At sixty, you can't get away with that reasoning, if "reasoning" it be: you don't know, or you don't know someone who knows, someone who's made it all the way to 120, and you don't get to play the Methuselah card unless you've seen the old man's birth certificate. Sixty is clearly on the downhill slope, and you keep speeding up, gravity being the inexorable force it is, until you finally run out of space and the ground rushes up to meet you.
Still, sixty doesn't strike everyone in exactly the same way. Almost every weekday in the breakroom, there's a blonde with a couple of years' worth of sixtyness under her belt, and that belt is just for decoration: she does for a pair of skinny-ish jeans exactly the same thing that a vacuous twentysomething in a lad mag does for a pair of skinny-ish jeans, except that it would never occur to her to try to get some guy's attention. It helps, of course, that at that hour I'm usually the only guy in the breakroom, and no one particularly desires my attention anyway.
And why should they? I am sixty. If I'm not actually old and decrepit, I'm certainly older, and perhaps a tad closer to decrepit, than I was at fifty. But that's probably not as important as I'm making it sound. At sixty it's possible to drop open the gatefold in any random issue of Playboy, scrutinize the contents, and then toss the magazine aside with "Meh," while guys half my age, or a third my age, are still in mid-drool. Been there, seen that. While I admittedly haven't seen all that much of "that" over the years, I figure I've answered the call of biology six grandchildren, after all more than adequately.

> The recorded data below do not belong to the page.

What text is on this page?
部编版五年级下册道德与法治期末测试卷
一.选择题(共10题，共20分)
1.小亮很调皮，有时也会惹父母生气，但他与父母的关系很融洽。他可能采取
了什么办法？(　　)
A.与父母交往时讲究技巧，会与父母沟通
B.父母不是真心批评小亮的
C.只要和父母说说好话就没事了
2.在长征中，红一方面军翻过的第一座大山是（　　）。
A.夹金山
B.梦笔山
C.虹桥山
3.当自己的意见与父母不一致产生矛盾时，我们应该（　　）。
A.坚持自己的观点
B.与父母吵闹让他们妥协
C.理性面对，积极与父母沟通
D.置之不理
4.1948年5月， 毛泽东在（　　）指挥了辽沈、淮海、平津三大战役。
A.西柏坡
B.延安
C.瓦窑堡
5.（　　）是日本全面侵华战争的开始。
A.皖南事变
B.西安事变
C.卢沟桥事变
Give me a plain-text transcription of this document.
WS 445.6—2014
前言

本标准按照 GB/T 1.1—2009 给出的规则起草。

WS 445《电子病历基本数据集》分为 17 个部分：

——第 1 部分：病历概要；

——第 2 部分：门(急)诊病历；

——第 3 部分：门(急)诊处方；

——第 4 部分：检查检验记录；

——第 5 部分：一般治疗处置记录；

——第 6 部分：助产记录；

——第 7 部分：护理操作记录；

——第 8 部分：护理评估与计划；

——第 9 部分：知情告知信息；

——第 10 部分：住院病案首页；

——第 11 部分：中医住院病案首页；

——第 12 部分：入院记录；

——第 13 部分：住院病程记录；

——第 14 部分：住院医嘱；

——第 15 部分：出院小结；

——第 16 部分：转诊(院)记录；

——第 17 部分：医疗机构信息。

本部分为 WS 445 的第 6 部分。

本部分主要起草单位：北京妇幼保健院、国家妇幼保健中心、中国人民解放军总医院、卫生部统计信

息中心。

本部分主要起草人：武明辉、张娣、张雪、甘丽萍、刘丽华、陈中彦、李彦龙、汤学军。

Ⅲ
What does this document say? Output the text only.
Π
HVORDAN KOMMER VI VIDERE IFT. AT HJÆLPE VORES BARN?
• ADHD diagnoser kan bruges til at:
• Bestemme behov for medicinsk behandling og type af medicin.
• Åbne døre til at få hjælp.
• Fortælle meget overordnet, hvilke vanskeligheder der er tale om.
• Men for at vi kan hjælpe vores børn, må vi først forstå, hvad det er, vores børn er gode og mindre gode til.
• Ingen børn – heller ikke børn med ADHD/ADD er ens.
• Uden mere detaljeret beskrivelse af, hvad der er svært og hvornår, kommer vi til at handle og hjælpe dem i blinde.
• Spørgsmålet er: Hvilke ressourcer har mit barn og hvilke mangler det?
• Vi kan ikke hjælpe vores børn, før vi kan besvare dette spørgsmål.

Other things change on the road to sixty. I still have what I think is a surplus of minor frustrations. What I don't have is time to waste being furious about them. I don't think this is so much because I fear I'm going to worry myself into an ulcer or some sort of cardiac event, but because it just seems rather pointless: over the years, outrage has contributed little to my life except the occasional bon mot, and I can do those when I'm not annoyed. Sometimes.
Still, one learns. (The moment one stops learning, I contend, is the moment the lid should be closed.) And one thing I learned in my sixtieth year is this anonymous bit of wisdom: "The last one you think about before you fall asleep, is the one who truly owns your heart." I'm just surprised it took me this long to catch on.
And what would I ask for, now that my sixties have begun? Right now, the only thing I'm pretty sure I want is for them to last for ten years. I'm not ready to fly away just yet.